The next generation of the iPhone may support the Advanced Wireless Services (AWS) band of the wireless spectrum, not just HSPA.

This was the reason T-Mobile almost got the iPhone last September, but ended up touting its Google Android-based lineup instead instead, as that iPhone was a non-AWS iPhone 4S. If T-Mobile can work out an iPhone deal this time around, UBS analyst Phillip Huang believes Canada’s wireless underdogs stand to benefit.

“The new entrants in Canada (Wind Mobile, Mobilicity, Videotron), whose wireless networks operate on the AWS spectrum, may have a better chance of getting the iPhone to compete against the incumbents,” Mr. Huang said in a research note.

However, Apple could simply choose not to support AWS in the next iPhone, and even if the necessary technology is adopted, the company could just ignore the capability in order to support its existing carrier partnerships.

Even if the next iPhone did support AWS frequencies and Apple happily shops the device around, there is no guarantee all carriers would be interested in offering the iPhone. While device makers and carriers have long enjoyed an unofficial balance of power when negotiating deals for promotions or subsidization plans, the massive popularity of the iPhone has allowed Apple to dictate terms.

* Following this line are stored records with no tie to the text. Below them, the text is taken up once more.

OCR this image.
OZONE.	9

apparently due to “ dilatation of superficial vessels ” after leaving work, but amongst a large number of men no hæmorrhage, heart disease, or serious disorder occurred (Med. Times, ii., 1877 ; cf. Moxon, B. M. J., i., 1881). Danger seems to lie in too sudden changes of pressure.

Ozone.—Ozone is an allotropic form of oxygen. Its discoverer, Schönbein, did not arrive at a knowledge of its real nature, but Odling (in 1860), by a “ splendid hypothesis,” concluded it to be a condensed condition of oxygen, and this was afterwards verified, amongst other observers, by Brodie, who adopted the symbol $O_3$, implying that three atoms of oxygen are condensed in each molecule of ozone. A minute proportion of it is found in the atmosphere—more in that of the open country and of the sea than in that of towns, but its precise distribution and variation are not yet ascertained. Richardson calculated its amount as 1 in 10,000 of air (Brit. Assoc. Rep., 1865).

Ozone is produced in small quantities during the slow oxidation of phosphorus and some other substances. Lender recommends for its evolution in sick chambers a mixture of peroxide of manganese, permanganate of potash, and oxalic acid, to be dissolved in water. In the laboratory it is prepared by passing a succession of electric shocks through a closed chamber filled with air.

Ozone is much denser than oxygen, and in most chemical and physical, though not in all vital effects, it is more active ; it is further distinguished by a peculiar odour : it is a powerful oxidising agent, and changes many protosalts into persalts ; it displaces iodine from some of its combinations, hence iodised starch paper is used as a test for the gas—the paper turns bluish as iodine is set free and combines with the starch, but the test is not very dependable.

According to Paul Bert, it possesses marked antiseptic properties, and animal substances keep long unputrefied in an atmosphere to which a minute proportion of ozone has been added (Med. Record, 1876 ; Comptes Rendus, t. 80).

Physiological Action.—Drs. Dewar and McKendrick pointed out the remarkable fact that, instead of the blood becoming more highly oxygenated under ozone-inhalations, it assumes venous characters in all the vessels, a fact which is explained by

The result has been expensive demands from the world’s largest technology company to feature its product in extravagant retail displays and offer specific subsidies to customers. Comparatively limited financial and operational resources, combined with the growing popularity of Android-based alternatives, have made Canada’s new wireless entrants less willing potential iPhone partners.

“Six months ago, I’d say I would need the iPhone,” Wind Mobile chief Tony Lacavera told Financial Post telecom reporter Jamie Sturgeon two months ago.

“Now, I’d say it would be nice to have.”